The main complexity of Vile’s albums, which, during the last decade, have matched the hour-long length of Drake’s records, is that they always live their own lives without adjusting to the mainstream. Which, in an hour-long run, could turn them into a hazy mishmash for the listener who came in from the cold. I can’t name “Back to Moon Beach” among Vile’s definitive works, but this time, Vile has managed to make this LP-Length EP as diverse as possible by digging and recycling a lot of different stuff. It would be too on the nose to state that he’s done it not only for himself but, at times, musicians’ and listeners’ desires match.

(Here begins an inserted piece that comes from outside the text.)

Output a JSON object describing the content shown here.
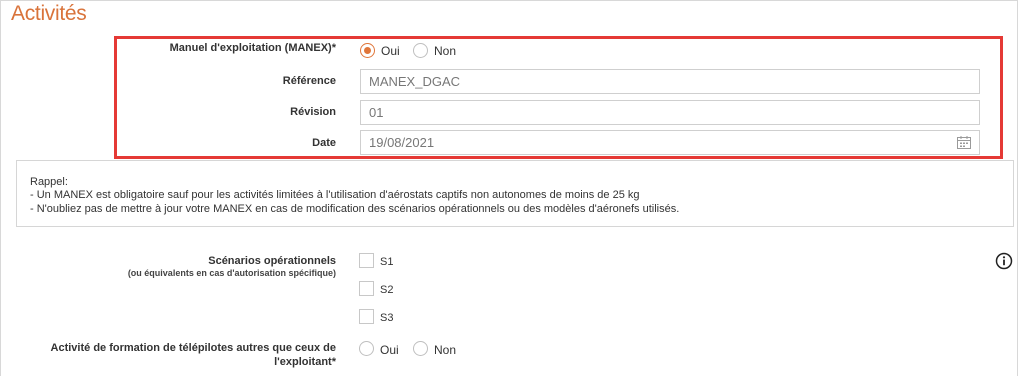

I’m not sure if music recycling could seriously help with environmental challenges (although, to create a cover you spend fewer resources), but it definitely helps the music industry and listeners by reactivating, or even reanimating, long-forgotten songs and artists and by giving to people some complex and soul-saving feelings. As Vile says, “the world is heavy” and if at least one song “takes your mind off things for 5 minutes, that’s all I can hope for.”